I hate to advocate drugs, alcohol, violence, or insanity to anyone, but they've always worked for me.
- Hunter S. Thompson
The Early years
A Louisville, Kentucky native, Thompson grew up in the Cherokee Triangle neighborhood of the Highlands. He was the first son of parents Jack Robert (1893 – July 3, 1952), an insurance adjuster and a U.S. Army veteran who served in France during World War I, and Virginia Davidson Ray (1908 – 1998), a reference librarian and secretary who, while a student at the University of Michigan, had joined the Alpha Gamma Delta sorority. Introduced by a mutual friend from Jack's fraternity in 1934, they had married in 1935.
Jack died of myasthenia gravis, a neuromuscular disease on July 3, 1952 when Hunter was 14 years old, leaving three sons — Hunter, Davison, and James (1949 – 1994) — to be brought up by their mother. Contemporaries described Virginia after Jack's death as a "heavy drinker."
Interested in sports and athletically inclined from a young age, Thompson joined Louisville's Castlewood Athletic Club, a sports club for teenagers that prepared them for high school sports, where he excelled in baseball though he never joined any sports teams in high school. He was constantly in trouble at school.
The Birth of Gonzo
In 1970, Thompson wrote an article entitled The Kentucky Derby Is Decadent and Depraved for the short-lived new journalism magazine Scanlan's Monthly. Although it was not widely read at the time, the article is the first of Thompson's to use techniques of Gonzo journalism, a style he would later employ in almost every literary endeavor. The manic, first-person subjectivity of the story was reportedly the result of Thompson's sheer desperation; he was facing a looming deadline and started sending the magazine pages ripped out of his notebook. Ralph Steadman, who would later collaborate with Thompson on several projects, contributed expressionist pen and ink illustrations.
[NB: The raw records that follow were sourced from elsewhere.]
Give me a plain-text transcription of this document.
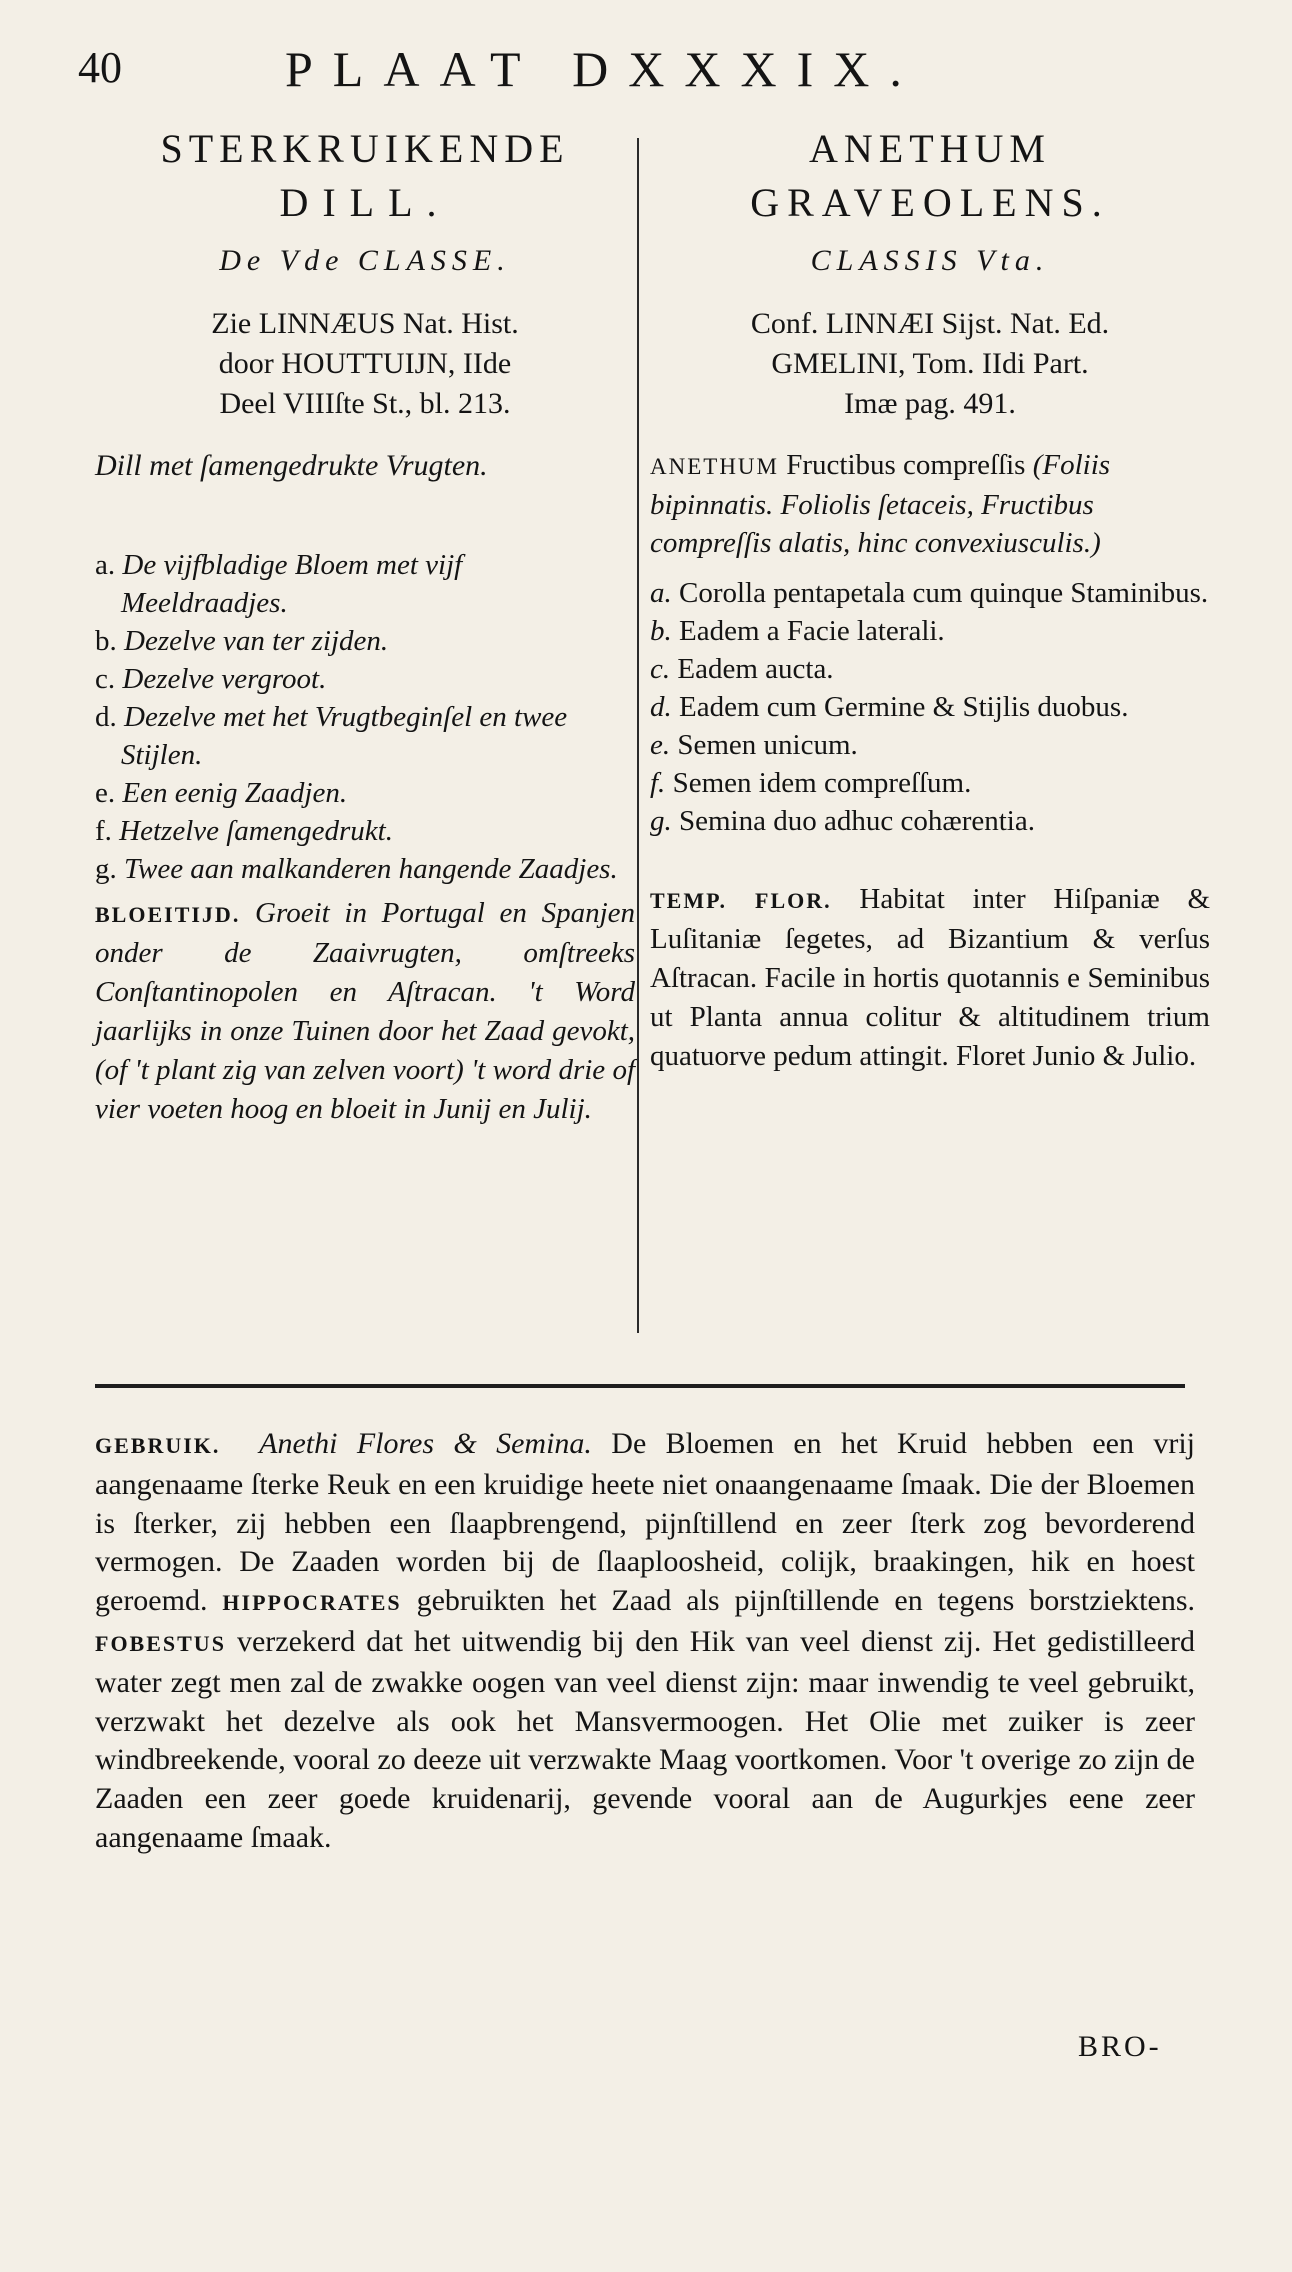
40	PLAAT DXXXIX.

STERKRUIKENDE

DILL.

De Vde CLASSE.

Zie LINNÆUS Nat. Hist.
door HOUTTUIJN, IIde
Deel VIIIſte St., bl. 213.

Dill met ſamengedrukte Vrugten.

a. De vijfbladige Bloem met vijf Meeldraadjes.

b. Dezelve van ter zijden.

c. Dezelve vergroot.

d. Dezelve met het Vrugtbeginſel en twee Stijlen.

e. Een eenig Zaadjen.

f. Hetzelve ſamengedrukt.

g. Twee aan malkanderen hangende Zaadjes.

BLOEITIJD. Groeit in Portugal en Spanjen onder de Zaaivrugten, omſtreeks Conſtantinopolen en Aſtracan. 't Word jaarlijks in onze Tuinen door het Zaad gevokt, (of 't plant zig van zelven voort) 't word drie of vier voeten hoog en bloeit in Junij en Julij.

ANETHUM

GRAVEOLENS.

CLASSIS Vta.

Conf. LINNÆI Sijst. Nat. Ed.
GMELINI, Tom. IIdi Part.
Imæ pag. 491.

ANETHUM Fructibus compreſſis (Foliis bipinnatis. Foliolis ſetaceis, Fructibus compreſſis alatis, hinc convexiusculis.)

a. Corolla pentapetala cum quinque Staminibus.

b. Eadem a Facie laterali.

c. Eadem aucta.

d. Eadem cum Germine & Stijlis duobus.

e. Semen unicum.

f. Semen idem compreſſum.

g. Semina duo adhuc cohærentia.

TEMP. FLOR. Habitat inter Hiſpaniæ & Luſitaniæ ſegetes, ad Bizantium & verſus Aſtracan. Facile in hortis quotannis e Seminibus ut Planta annua colitur & altitudinem trium quatuorve pedum attingit. Floret Junio & Julio.

GEBRUIK. Anethi Flores & Semina. De Bloemen en het Kruid hebben een vrij aangenaame ſterke Reuk en een kruidige heete niet onaangenaame ſmaak. Die der Bloemen is ſterker, zij hebben een ſlaapbrengend, pijnſtillend en zeer ſterk zog bevorderend vermogen. De Zaaden worden bij de ſlaaploosheid, colijk, braakingen, hik en hoest geroemd. HIPPOCRATES gebruikten het Zaad als pijnſtillende en tegens borstziektens. FOBESTUS verzekerd dat het uitwendig bij den Hik van veel dienst zij. Het gedistilleerd water zegt men zal de zwakke oogen van veel dienst zijn: maar inwendig te veel gebruikt, verzwakt het dezelve als ook het Mansvermoogen. Het Olie met zuiker is zeer windbreekende, vooral zo deeze uit verzwakte Maag voortkomen. Voor 't overige zo zijn de Zaaden een zeer goede kruidenarij, gevende vooral aan de Augurkjes eene zeer aangenaame ſmaak.

BRO-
The first use of the word Gonzo to describe Thompson's work is credited to the journalist Bill Cardoso. Cardoso had first met Thompson on a bus full of journalists covering the 1968 New Hampshire Primary. In 1970, Cardoso (who, by this time had become the editor of The Boston Globe Sunday Magazine) wrote to Thompson praising the "Kentucky Derby" piece in Scanlan's Monthly as a breakthrough: "This is it, this is pure Gonzo. If this is a start, keep rolling." Thompson took to the word right away, and according to illustrator Ralph Steadman said "Okay, that's what I do. Gonzo."
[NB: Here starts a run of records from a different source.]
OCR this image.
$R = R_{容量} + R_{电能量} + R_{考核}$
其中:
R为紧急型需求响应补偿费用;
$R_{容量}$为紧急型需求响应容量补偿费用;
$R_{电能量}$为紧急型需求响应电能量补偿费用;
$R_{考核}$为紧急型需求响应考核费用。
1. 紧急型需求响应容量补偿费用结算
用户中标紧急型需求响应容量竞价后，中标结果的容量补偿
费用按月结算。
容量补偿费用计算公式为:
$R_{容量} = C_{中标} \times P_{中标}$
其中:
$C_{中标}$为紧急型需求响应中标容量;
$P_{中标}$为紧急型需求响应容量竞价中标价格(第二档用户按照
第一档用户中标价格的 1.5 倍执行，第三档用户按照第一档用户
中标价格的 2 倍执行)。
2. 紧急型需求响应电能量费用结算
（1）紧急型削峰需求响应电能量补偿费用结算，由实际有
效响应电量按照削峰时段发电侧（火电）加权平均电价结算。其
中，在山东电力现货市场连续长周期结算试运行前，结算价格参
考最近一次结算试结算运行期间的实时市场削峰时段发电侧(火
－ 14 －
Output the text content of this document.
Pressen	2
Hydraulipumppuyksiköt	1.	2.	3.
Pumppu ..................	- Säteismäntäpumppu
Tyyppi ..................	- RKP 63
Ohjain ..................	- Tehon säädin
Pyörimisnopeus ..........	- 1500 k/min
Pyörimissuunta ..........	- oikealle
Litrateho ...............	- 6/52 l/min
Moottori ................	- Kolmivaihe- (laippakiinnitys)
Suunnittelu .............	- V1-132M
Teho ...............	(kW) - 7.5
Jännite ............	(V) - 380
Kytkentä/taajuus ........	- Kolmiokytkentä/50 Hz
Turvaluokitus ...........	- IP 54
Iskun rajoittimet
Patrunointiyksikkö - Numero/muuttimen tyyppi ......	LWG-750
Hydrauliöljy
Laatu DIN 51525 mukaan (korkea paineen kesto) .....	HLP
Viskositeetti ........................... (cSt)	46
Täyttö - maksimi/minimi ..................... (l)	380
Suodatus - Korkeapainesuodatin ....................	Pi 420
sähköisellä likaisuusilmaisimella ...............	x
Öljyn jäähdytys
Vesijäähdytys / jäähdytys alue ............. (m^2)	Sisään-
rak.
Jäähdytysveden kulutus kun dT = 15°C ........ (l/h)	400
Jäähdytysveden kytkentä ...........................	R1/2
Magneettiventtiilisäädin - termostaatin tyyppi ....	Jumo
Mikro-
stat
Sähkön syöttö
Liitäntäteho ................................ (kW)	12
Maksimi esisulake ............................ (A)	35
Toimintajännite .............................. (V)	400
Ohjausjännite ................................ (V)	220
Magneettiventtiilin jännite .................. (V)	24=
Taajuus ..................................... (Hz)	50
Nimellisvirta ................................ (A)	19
Thompson's first published use of the word Gonzo appears in a passage in Fear and Loathing in Las Vegas: A Savage Journey to the Heart of the American Dream: "Free Enterprise. The American Dream. Horatio Alger gone mad on drugs in Las Vegas. Do it now: pure Gonzo journalism."
The Later Years
1980 marked both his divorce from Sandra Conklin and the release of Where the Buffalo Roam, a loose film adaptation of situations from Thompson's early 1970s work, with Bill Murray starring as the author. After the lukewarm reception of the film, Thompson temporarily relocated to Hawaii to work on a novel. The Curse of Lono was a gonzo-style account of a marathon in the state that was extensively illustrated by Ralph Steadman, first appearing in Running magazine in 1981 as "The Charge of the Weird Brigade" and before being excerpted in Playboy in 1983.
On July 21, 1981, in Aspen, Colorado, Thompson ran a stop sign at 2 am and began to "rave" at a state trooper. He also refused to take alcohol tests. Because of his refusal he was detained, although during a trial the drunk-driving charges against the journalist were dropped because there was no basis for the charges.
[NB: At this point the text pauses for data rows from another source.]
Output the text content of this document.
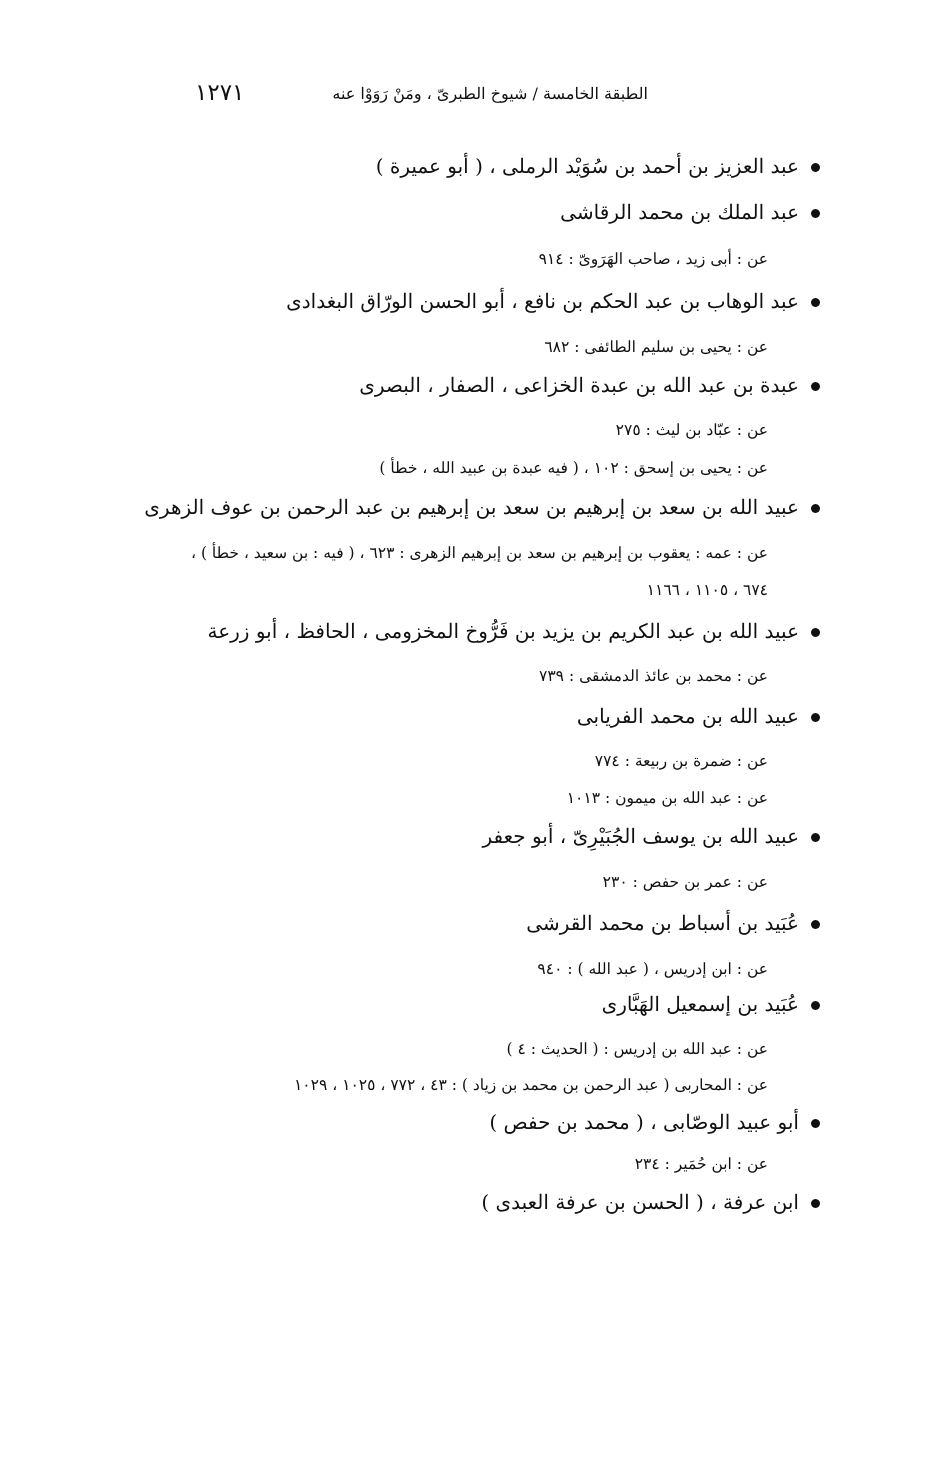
الطبقة الخامسة / شيوخ الطبرىّ ، ومَنْ رَوَوْا عنه
١٢٧١
عبد العزيز بن أحمد بن سُوَيْد الرملى ، ( أبو عميرة )
عبد الملك بن محمد الرقاشى
عن : أبى زيد ، صاحب الهَرَوىّ : ٩١٤
عبد الوهاب بن عبد الحكم بن نافع ، أبو الحسن الورّاق البغدادى
عن : يحيى بن سليم الطائفى : ٦٨٢
عبدة بن عبد الله بن عبدة الخزاعى ، الصفار ، البصرى
عن : عبّاد بن ليث : ٢٧٥
عن : يحيى بن إسحق : ١٠٢ ، ( فيه عبدة بن عبيد الله ، خطأ )
عبيد الله بن سعد بن إبرهيم بن سعد بن إبرهيم بن عبد الرحمن بن عوف الزهرى
عن : عمه : يعقوب بن إبرهيم بن سعد بن إبرهيم الزهرى : ٦٢٣ ، ( فيه : بن سعيد ، خطأ ) ،
٦٧٤ ، ١١٠٥ ، ١١٦٦
عبيد الله بن عبد الكريم بن يزيد بن فَرُّوخ المخزومى ، الحافظ ، أبو زرعة
عن : محمد بن عائذ الدمشقى : ٧٣٩
عبيد الله بن محمد الفريابى
عن : ضمرة بن ربيعة : ٧٧٤
عن : عبد الله بن ميمون : ١٠١٣
عبيد الله بن يوسف الجُبَيْرِىّ ، أبو جعفر
عن : عمر بن حفص : ٢٣٠
عُبَيد بن أسباط بن محمد القرشى
عن : ابن إدريس ، ( عبد الله ) : ٩٤٠
عُبَيد بن إسمعيل الهَبَّارى
عن : عبد الله بن إدريس : ( الحديث : ٤ )
عن : المحاربى ( عبد الرحمن بن محمد بن زياد ) : ٤٣ ، ٧٧٢ ، ١٠٢٥ ، ١٠٢٩
أبو عبيد الوصّابى ، ( محمد بن حفص )
عن : ابن حُمَير : ٢٣٤
ابن عرفة ، ( الحسن بن عرفة العبدى )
In 1983, he covered the U.S. invasion of Grenada but would not discuss these experiences until the publication of Kingdom of Fear 20 years later. Later that year he authored a piece for Rolling Stone called "A Dog Took My Place," an exposé of the scandalous Roxanne Pulitzer divorce and what he termed the "Palm Beach lifestyle." The article contained dubious insinuations of bestiality (among other things) but was considered to be a return to proper form by many.
Shortly thereafter, Thompson accepted an advance to write about "couples pornography" for Playboy. As part of his research, he spent time at the O'Farrell Theater strip club in San Francisco and his experience there eventually evolved into a full-length nonfiction novel tentatively titled The Night Manager. Neither the novel nor the article ever materialized, and San Francisco Chronicle columnist Herb Caen erroneously reported that Thompson was "working as the O'Farrell's night manager". By the early 1990s Thompson was said to be working on a fictional novel called Polo Is My Life, which was briefly excerpted in Rolling Stone in 1994, and which Hunter himself described in 1996 as "...a sex book — you know, sex, drugs and rock and roll. It's about the manager of a sex theater who's forced to leave and flee to the mountains. He falls in love and gets in even more trouble than he was in the sex theater in San Francisco". The novel was slated to be released by Random House in 1999, and was even assigned ISBN 0679406948, but was never actually published.